A técnica conhecida como forward secrecy (numa tradução livre, “sigilo daqui para frente”), que vem sendo também implementada nos softwares de criptografia mais modernos, consiste em criar diversas chaves, uma por mensagem, apagando-as logo em seguida dos aparelhos. A chave secreta que fica armazenada no dispositivo serve somente para os primeiros passos da conexão até se estabelecer a primeira chave efêmera a ser usada na conversa. Dessa maneira, mesmo o acesso à chave permanente não permite decifrar o conteúdo que passa pelo servidor, e quebrar a conversa passa a envolver quebrar dezenas ou centenas de chaves em vez de uma só.

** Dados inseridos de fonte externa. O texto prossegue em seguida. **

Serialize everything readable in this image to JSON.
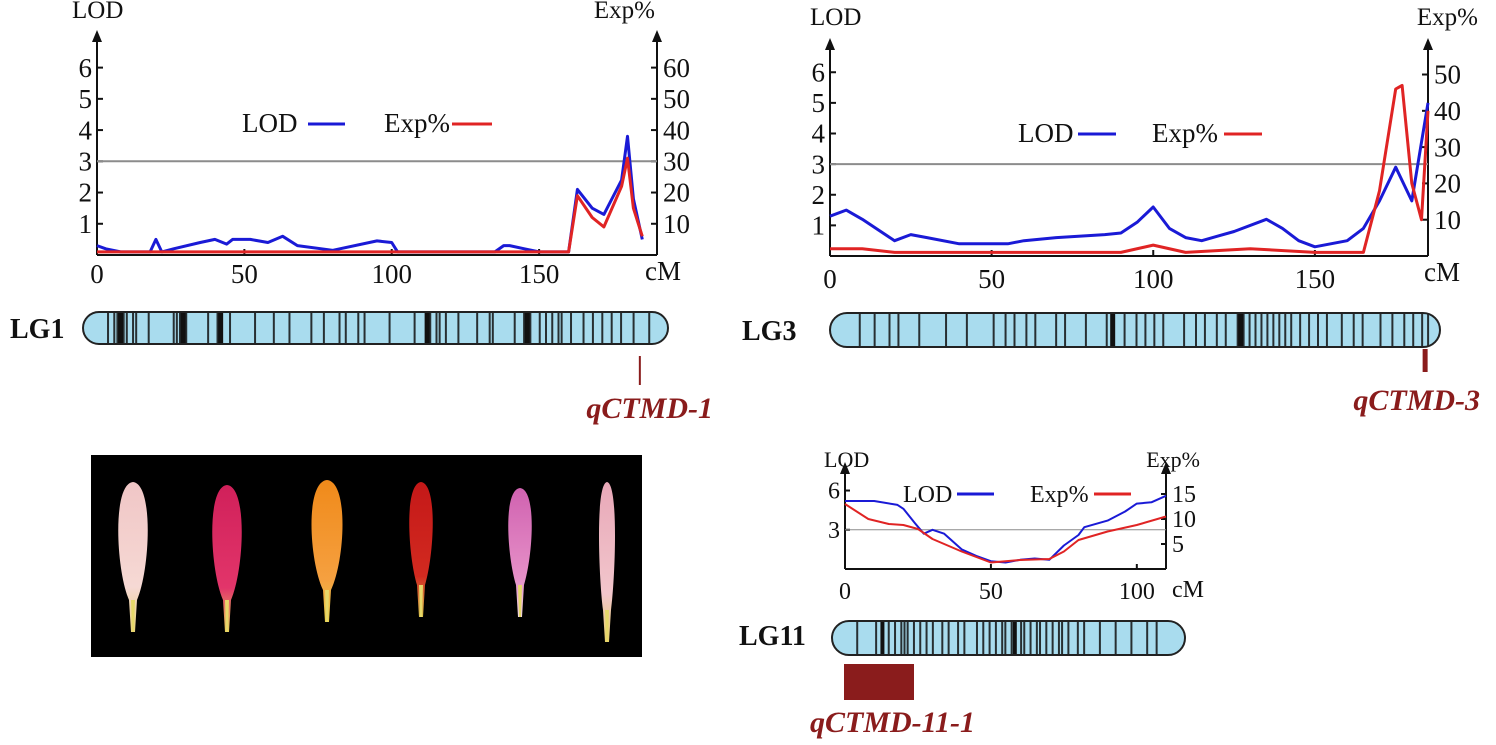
{
  "colors": {
    "lod": "#1a1ad6",
    "exp": "#e02424",
    "chrom_fill": "#a9dcee",
    "marker": "#111111",
    "qtl": "#8a1c1c",
    "threshold": "#8c8c8c",
    "photo_bg": "#000000"
  },
  "chart_data": [
    {
      "type": "line",
      "chromosome": "LG1",
      "qtl_name": "qCTMD-1",
      "qtl_interval": [
        178,
        178
      ],
      "length": 185,
      "lod_label": "LOD",
      "exp_label": "Exp%",
      "xlabel": "cM",
      "legend": {
        "lod": "LOD",
        "exp": "Exp%"
      },
      "xlim": [
        0,
        190
      ],
      "xticks": [
        "0",
        "50",
        "100",
        "150"
      ],
      "xtick_values": [
        0,
        50,
        100,
        150
      ],
      "ylim": [
        0,
        6.5
      ],
      "yticks": [
        "1",
        "2",
        "3",
        "4",
        "5",
        "6"
      ],
      "ytick_values": [
        1,
        2,
        3,
        4,
        5,
        6
      ],
      "y2lim": [
        0,
        65
      ],
      "y2ticks": [
        "10",
        "20",
        "30",
        "40",
        "50",
        "60"
      ],
      "y2tick_values": [
        10,
        20,
        30,
        40,
        50,
        60
      ],
      "threshold": 3,
      "series": [
        {
          "name": "LOD",
          "x": [
            0,
            3,
            8,
            18,
            20,
            22,
            26,
            35,
            40,
            44,
            46,
            52,
            58,
            63,
            68,
            80,
            95,
            100,
            102,
            110,
            120,
            135,
            138,
            140,
            145,
            150,
            155,
            160,
            163,
            168,
            172,
            178,
            180,
            182,
            185
          ],
          "y": [
            0.3,
            0.2,
            0.1,
            0.1,
            0.5,
            0.1,
            0.2,
            0.4,
            0.5,
            0.35,
            0.5,
            0.5,
            0.4,
            0.6,
            0.3,
            0.15,
            0.45,
            0.4,
            0.1,
            0.1,
            0.1,
            0.1,
            0.3,
            0.3,
            0.2,
            0.1,
            0.1,
            0.1,
            2.1,
            1.5,
            1.3,
            2.4,
            3.8,
            1.8,
            0.5
          ]
        },
        {
          "name": "Exp%",
          "x": [
            0,
            3,
            20,
            40,
            60,
            80,
            100,
            120,
            140,
            155,
            160,
            163,
            168,
            172,
            178,
            180,
            182,
            185
          ],
          "y": [
            1,
            1,
            1,
            1,
            1,
            1,
            1,
            1,
            1,
            1,
            1,
            19,
            12,
            9,
            22,
            31,
            15,
            6
          ]
        }
      ]
    },
    {
      "type": "line",
      "chromosome": "LG3",
      "qtl_name": "qCTMD-3",
      "qtl_interval": [
        200,
        200
      ],
      "length": 203,
      "lod_label": "LOD",
      "exp_label": "Exp%",
      "xlabel": "cM",
      "legend": {
        "lod": "LOD",
        "exp": "Exp%"
      },
      "xlim": [
        0,
        185
      ],
      "xticks": [
        "0",
        "50",
        "100",
        "150"
      ],
      "xtick_values": [
        0,
        50,
        100,
        150
      ],
      "ylim": [
        0,
        6.4
      ],
      "yticks": [
        "1",
        "2",
        "3",
        "4",
        "5",
        "6"
      ],
      "ytick_values": [
        1,
        2,
        3,
        4,
        5,
        6
      ],
      "y2lim": [
        0,
        54
      ],
      "y2ticks": [
        "10",
        "20",
        "30",
        "40",
        "50"
      ],
      "y2tick_values": [
        10,
        20,
        30,
        40,
        50
      ],
      "threshold": 3,
      "series": [
        {
          "name": "LOD",
          "x": [
            0,
            5,
            10,
            20,
            25,
            30,
            40,
            52,
            55,
            60,
            70,
            85,
            90,
            95,
            100,
            105,
            110,
            115,
            120,
            125,
            135,
            140,
            145,
            150,
            160,
            165,
            170,
            175,
            180,
            185
          ],
          "y": [
            1.3,
            1.5,
            1.2,
            0.5,
            0.7,
            0.6,
            0.4,
            0.4,
            0.4,
            0.5,
            0.6,
            0.7,
            0.75,
            1.1,
            1.6,
            0.9,
            0.6,
            0.5,
            0.65,
            0.8,
            1.2,
            0.9,
            0.5,
            0.3,
            0.5,
            0.9,
            1.8,
            2.9,
            1.8,
            5.0
          ]
        },
        {
          "name": "Exp%",
          "x": [
            0,
            10,
            20,
            30,
            50,
            70,
            90,
            100,
            110,
            130,
            150,
            165,
            170,
            175,
            177,
            180,
            183,
            185
          ],
          "y": [
            2,
            2,
            1,
            1,
            1,
            1,
            1,
            3,
            1,
            2,
            1,
            1,
            18,
            46,
            47,
            20,
            10,
            40
          ]
        }
      ]
    },
    {
      "type": "line",
      "chromosome": "LG11",
      "qtl_name": "qCTMD-11-1",
      "qtl_interval": [
        0,
        22
      ],
      "length": 110,
      "lod_label": "LOD",
      "exp_label": "Exp%",
      "xlabel": "cM",
      "legend": {
        "lod": "LOD",
        "exp": "Exp%"
      },
      "xlim": [
        0,
        110
      ],
      "xticks": [
        "0",
        "50",
        "100"
      ],
      "xtick_values": [
        0,
        50,
        100
      ],
      "ylim": [
        0,
        6.5
      ],
      "yticks": [
        "3",
        "6"
      ],
      "ytick_values": [
        3,
        6
      ],
      "y2lim": [
        0,
        17
      ],
      "y2ticks": [
        "5",
        "10",
        "15"
      ],
      "y2tick_values": [
        5,
        10,
        15
      ],
      "threshold": 3,
      "series": [
        {
          "name": "LOD",
          "x": [
            0,
            10,
            18,
            20,
            24,
            27,
            30,
            34,
            40,
            45,
            50,
            55,
            60,
            65,
            70,
            75,
            80,
            82,
            90,
            96,
            100,
            105,
            110
          ],
          "y": [
            5.2,
            5.2,
            4.9,
            4.6,
            3.5,
            2.7,
            3.0,
            2.7,
            1.5,
            1.0,
            0.6,
            0.5,
            0.7,
            0.8,
            0.7,
            1.8,
            2.6,
            3.2,
            3.7,
            4.4,
            5.0,
            5.1,
            5.6
          ]
        },
        {
          "name": "Exp%",
          "x": [
            0,
            8,
            15,
            20,
            25,
            30,
            40,
            50,
            60,
            70,
            75,
            80,
            90,
            100,
            110
          ],
          "y": [
            13,
            10,
            9,
            8.8,
            8,
            6,
            3.5,
            1.3,
            1.8,
            2,
            3.5,
            5.8,
            7.5,
            8.8,
            10.5
          ]
        }
      ]
    }
  ],
  "chromosomes": [
    {
      "label": "LG1",
      "markers": [
        8,
        10,
        11,
        13,
        14,
        16,
        17,
        21,
        29,
        30,
        31,
        33,
        40,
        43,
        47,
        55,
        61,
        66,
        73,
        77,
        82,
        84,
        88,
        90,
        98,
        106,
        111,
        113,
        114,
        116,
        120,
        126,
        130,
        131,
        138,
        141,
        143,
        146,
        148,
        150,
        152,
        153,
        156,
        160,
        163,
        166,
        169,
        172,
        176,
        181
      ],
      "thick_markers": [
        12,
        32,
        44,
        110,
        142
      ]
    },
    {
      "label": "LG3",
      "markers": [
        10,
        15,
        20,
        23,
        30,
        39,
        46,
        55,
        59,
        62,
        66,
        69,
        76,
        79,
        86,
        93,
        99,
        103,
        106,
        109,
        112,
        119,
        123,
        126,
        130,
        133,
        137,
        139,
        141,
        143,
        145,
        147,
        149,
        151,
        153,
        155,
        158,
        161,
        164,
        167,
        172,
        176,
        179,
        185,
        189,
        193,
        196,
        199,
        201
      ],
      "thick_markers": [
        95,
        138
      ]
    },
    {
      "label": "LG11",
      "markers": [
        8,
        14,
        16,
        18,
        20,
        22,
        23,
        24,
        26,
        28,
        30,
        32,
        35,
        37,
        40,
        42,
        46,
        48,
        50,
        52,
        54,
        55,
        57,
        58,
        60,
        61,
        63,
        65,
        66,
        68,
        70,
        72,
        73,
        75,
        78,
        80,
        85,
        90,
        95,
        100,
        103
      ],
      "thick_markers": [
        16,
        58
      ]
    }
  ],
  "photo": {
    "petals": [
      {
        "name": "pale-pink",
        "tip": "#f0c6c6",
        "body": "#f6d9d4",
        "base": "#e9d07a"
      },
      {
        "name": "magenta",
        "tip": "#d0205a",
        "body": "#e2356a",
        "base": "#e8d25a"
      },
      {
        "name": "orange",
        "tip": "#f08a1a",
        "body": "#f5a040",
        "base": "#e8d04a"
      },
      {
        "name": "red",
        "tip": "#c41818",
        "body": "#d22a20",
        "base": "#d8c34c"
      },
      {
        "name": "pink",
        "tip": "#d062b0",
        "body": "#e690c8",
        "base": "#eed6e2"
      },
      {
        "name": "light-pink",
        "tip": "#e8a8b8",
        "body": "#f2c6cc",
        "base": "#e8d06a"
      }
    ]
  }
}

É importante lembrar que a criptografia de chave pública e a técnica de forward secrecy, embora impeçam que as mensagens retidas sejam acessíveis em uma futura investigação policial, aumentam consideravelmente não só a privacidade dos(as) usuários(as) finais frente à indústria da coleta de dados e da publicidade e ao tratar de assuntos sensíveis, como também a segurança frente a fraudes cometidas por crackers, o vazamento das informações do servidor decorrentes de uma invasão, erro técnico ou má fé, e à sistemas de monitoramento e vigilância estrangeiros como os mantidos pela Agência de Segurança Nacional dos EUA e amplamente expostos na mídia após denúncias de Edward Snowden.
Sem porta dos fundos¶
Se bem implementada, a criptografia impede que qualquer pessoa de fora da converesa acesse o conteúdo das mensagens – até mesmo órgãos de investigação policiais ou judiciários. Alguns destes órgãos não concordam com esta possibilidade e exigem acesso especial para autoridades ou algum tipo de “chave dourada” que possa quebrar a criptografia em uma emergência.

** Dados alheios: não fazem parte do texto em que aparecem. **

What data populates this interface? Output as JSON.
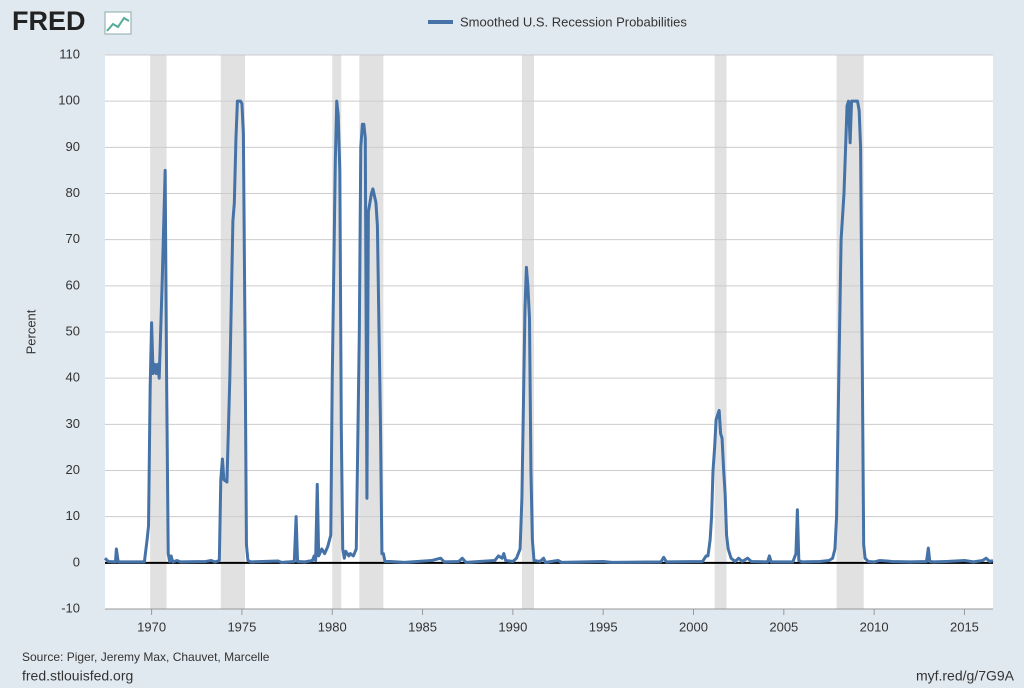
{
  "chart_data": {
    "type": "line",
    "logo": "FRED",
    "ylabel": "Percent",
    "source": "Source: Piger, Jeremy Max, Chauvet, Marcelle",
    "site": "fred.stlouisfed.org",
    "short_url": "myf.red/g/7G9A",
    "xlim": [
      1967.42,
      2016.58
    ],
    "ylim": [
      -10,
      110
    ],
    "xticks": [
      1970,
      1975,
      1980,
      1985,
      1990,
      1995,
      2000,
      2005,
      2010,
      2015
    ],
    "yticks": [
      -10,
      0,
      10,
      20,
      30,
      40,
      50,
      60,
      70,
      80,
      90,
      100,
      110
    ],
    "grid": true,
    "legend": "top",
    "recession_color": "#e1e1e1",
    "recessions": [
      [
        1969.92,
        1970.83
      ],
      [
        1973.83,
        1975.17
      ],
      [
        1980.0,
        1980.5
      ],
      [
        1981.5,
        1982.83
      ],
      [
        1990.5,
        1991.17
      ],
      [
        2001.17,
        2001.83
      ],
      [
        2007.92,
        2009.42
      ]
    ],
    "x": [
      1967.42,
      1967.6,
      1968.0,
      1968.05,
      1968.15,
      1969.6,
      1969.75,
      1969.83,
      1969.92,
      1970.0,
      1970.08,
      1970.17,
      1970.25,
      1970.33,
      1970.42,
      1970.58,
      1970.75,
      1970.83,
      1970.92,
      1971.0,
      1971.08,
      1971.17,
      1971.4,
      1971.6,
      1973.0,
      1973.3,
      1973.5,
      1973.75,
      1973.83,
      1973.92,
      1974.0,
      1974.17,
      1974.33,
      1974.5,
      1974.58,
      1974.67,
      1974.75,
      1974.92,
      1975.0,
      1975.08,
      1975.17,
      1975.25,
      1975.33,
      1975.5,
      1977.0,
      1977.2,
      1977.9,
      1978.0,
      1978.08,
      1978.5,
      1978.9,
      1979.0,
      1979.08,
      1979.17,
      1979.25,
      1979.42,
      1979.58,
      1979.75,
      1979.92,
      1980.0,
      1980.17,
      1980.25,
      1980.33,
      1980.42,
      1980.5,
      1980.58,
      1980.67,
      1980.75,
      1980.92,
      1981.0,
      1981.17,
      1981.33,
      1981.5,
      1981.58,
      1981.67,
      1981.75,
      1981.83,
      1981.92,
      1982.0,
      1982.17,
      1982.25,
      1982.42,
      1982.5,
      1982.67,
      1982.75,
      1982.83,
      1982.92,
      1983.2,
      1984.0,
      1985.5,
      1986.0,
      1986.2,
      1987.0,
      1987.2,
      1987.4,
      1989.0,
      1989.2,
      1989.4,
      1989.5,
      1989.6,
      1990.0,
      1990.2,
      1990.4,
      1990.5,
      1990.67,
      1990.75,
      1990.83,
      1990.92,
      1991.0,
      1991.08,
      1991.17,
      1991.5,
      1991.7,
      1991.8,
      1992.5,
      1992.7,
      1995.0,
      1995.5,
      1998.2,
      1998.35,
      1998.5,
      2000.5,
      2000.7,
      2000.8,
      2000.92,
      2001.0,
      2001.08,
      2001.17,
      2001.25,
      2001.33,
      2001.42,
      2001.5,
      2001.58,
      2001.67,
      2001.75,
      2001.83,
      2001.92,
      2002.08,
      2002.3,
      2002.5,
      2002.7,
      2003.0,
      2003.2,
      2004.1,
      2004.2,
      2004.3,
      2005.5,
      2005.67,
      2005.75,
      2005.83,
      2006.0,
      2007.0,
      2007.5,
      2007.7,
      2007.83,
      2007.92,
      2008.0,
      2008.17,
      2008.33,
      2008.42,
      2008.5,
      2008.58,
      2008.67,
      2008.75,
      2008.92,
      2009.08,
      2009.17,
      2009.25,
      2009.33,
      2009.42,
      2009.5,
      2009.67,
      2010.0,
      2010.3,
      2011.0,
      2012.0,
      2012.9,
      2013.0,
      2013.08,
      2013.3,
      2014.0,
      2015.0,
      2015.5,
      2016.0,
      2016.2,
      2016.4,
      2016.58
    ],
    "series": [
      {
        "name": "Smoothed U.S. Recession Probabilities",
        "color": "#4572a7",
        "values": [
          1,
          0.3,
          0.2,
          3,
          0.2,
          0.2,
          5,
          8,
          38,
          52,
          41,
          43,
          41,
          43,
          40,
          60,
          85,
          40,
          2,
          0.3,
          1.5,
          0.2,
          0.5,
          0.2,
          0.3,
          0.5,
          0.2,
          0.5,
          18,
          22.5,
          18,
          17.5,
          40,
          74,
          78,
          92,
          100,
          100,
          99.5,
          93,
          50,
          4,
          0.5,
          0.2,
          0.4,
          0.1,
          0.3,
          10,
          0.3,
          0.2,
          0.5,
          1.5,
          0.5,
          17,
          1.5,
          3,
          2,
          3.5,
          6,
          40,
          87,
          100,
          97,
          85,
          30,
          3,
          1,
          2.5,
          1.5,
          2,
          1.5,
          3,
          50,
          90,
          95,
          95,
          92,
          14,
          76,
          80,
          81,
          78,
          73,
          30,
          2,
          2,
          0.3,
          0.3,
          0.1,
          0.5,
          1,
          0.2,
          0.3,
          1,
          0.1,
          0.5,
          1.5,
          1,
          2,
          0.5,
          0.3,
          1,
          3,
          14,
          55,
          64,
          60,
          53,
          20,
          5,
          0.5,
          0.3,
          1,
          0.1,
          0.5,
          0.1,
          0.3,
          0.1,
          0.2,
          1.2,
          0.2,
          0.3,
          1.5,
          1.5,
          5,
          10,
          20,
          25,
          31,
          32,
          33,
          28,
          27,
          20,
          15,
          6,
          3,
          1,
          0.3,
          1,
          0.3,
          1,
          0.3,
          0.2,
          1.5,
          0.2,
          0.2,
          2,
          11.5,
          0.5,
          0.2,
          0.3,
          0.5,
          1,
          3,
          10,
          30,
          70,
          80,
          90,
          99,
          100,
          91,
          100,
          100,
          100,
          98,
          90,
          50,
          4,
          1,
          0.3,
          0.2,
          0.5,
          0.3,
          0.2,
          0.3,
          3.2,
          0.3,
          0.2,
          0.3,
          0.5,
          0.2,
          0.5,
          1,
          0.3,
          0.5
        ]
      }
    ]
  }
}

Há duas possibilidades técnicas para fazer isto funcionar: um “backdoor” na criptografia ou um mecanismo de “key escrow”, onde todas as mensagens criptografadas devem ser legíveis pela “chave da polícia”. Se referindo a ambos os mecanismos, o Relator Especial das Nações Unidas para a Liberdade de Expressão disse em 2015 que “os Estados devem evitar todas as medidas que enfraqueçam a segurança da qual os indivíduos desfrutam online”.

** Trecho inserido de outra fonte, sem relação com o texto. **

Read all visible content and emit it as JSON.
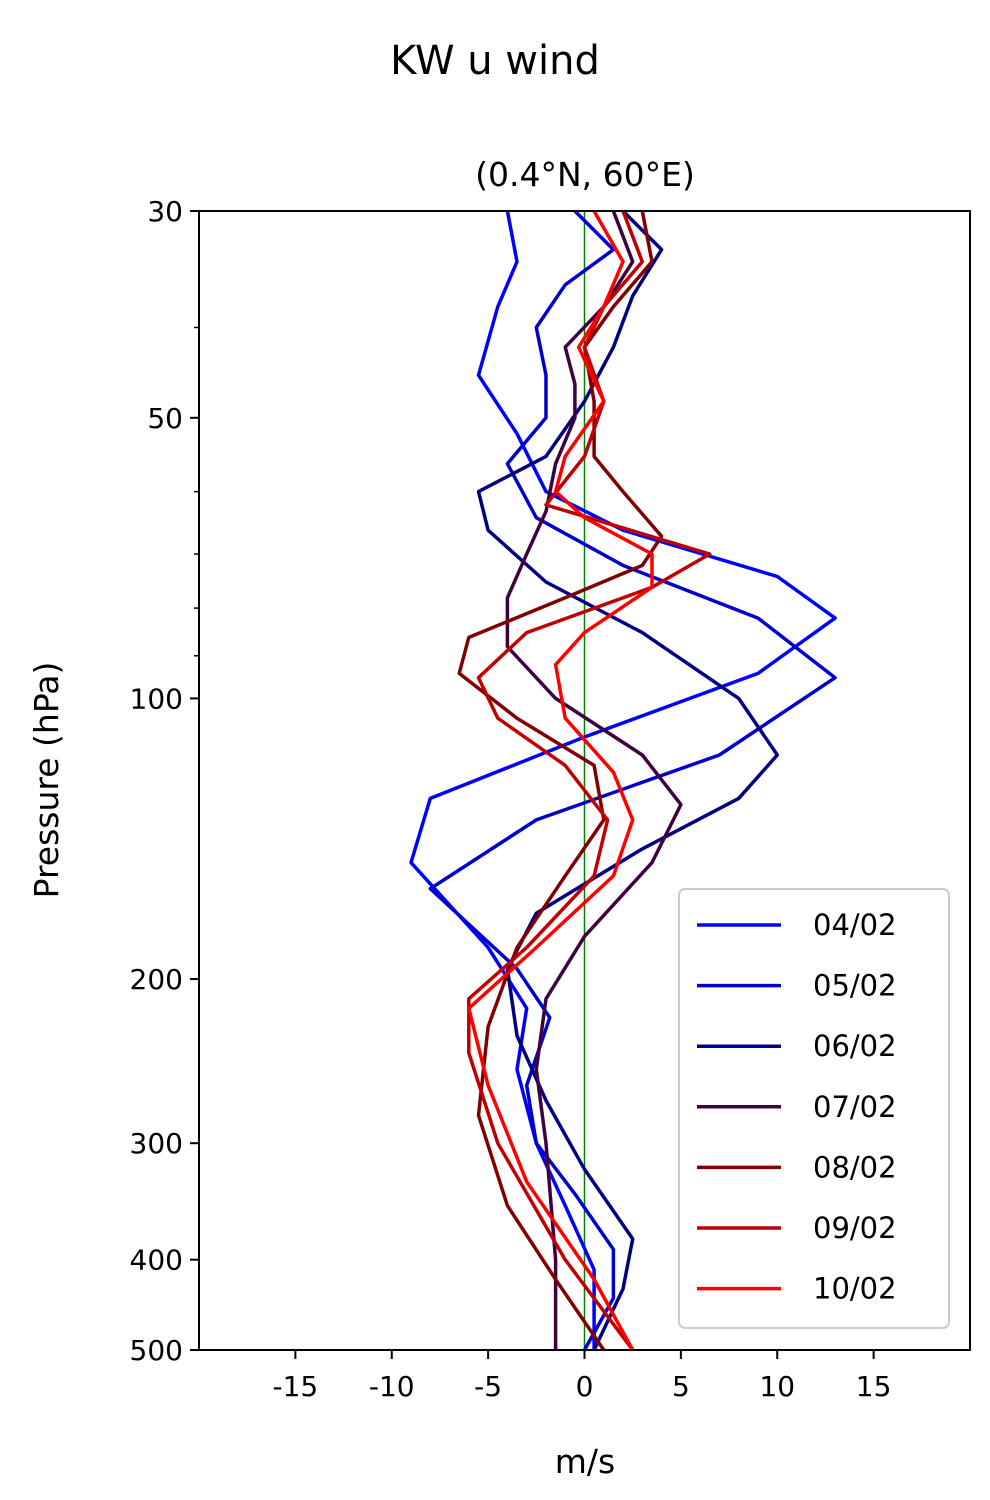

O uso da criptografia caminha de mãos dadas com as recomendações do Relator Especial das Nações Unidas para a Liberdade de Expressão, David Kaye: “os Estados devem evitar todas as medidas que enfraqueçam a segurança da qual os indivíduos desfrutam online, como backdoors, padrões mais fracos de criptografia e key escrows” [KAYE-2015].
Backdoors, traduzido ao pé da letra como “porta dos fundos”, são trechos escondidos de um programa que permitem que quem o desenvolveu ganhe acesso ao computador que o executa ou possa quebrar a sua criptografia.
Já key escrows são mecanismos onde a justiça ou outro poder investigativo também possui acesso a chaves que possam abrir as mensagens. À primeira vista, essa é uma maneira simples de resolver a questão, mas os desdobramentos técnicos de como colocar isso em prática de forma a não permitir que tais mecanismos sejam burlados quanto evitar abuso por parte das autoridades de investigação trazem problemas que podem ser ainda maiores do que a impossibilidade de fazer grampos.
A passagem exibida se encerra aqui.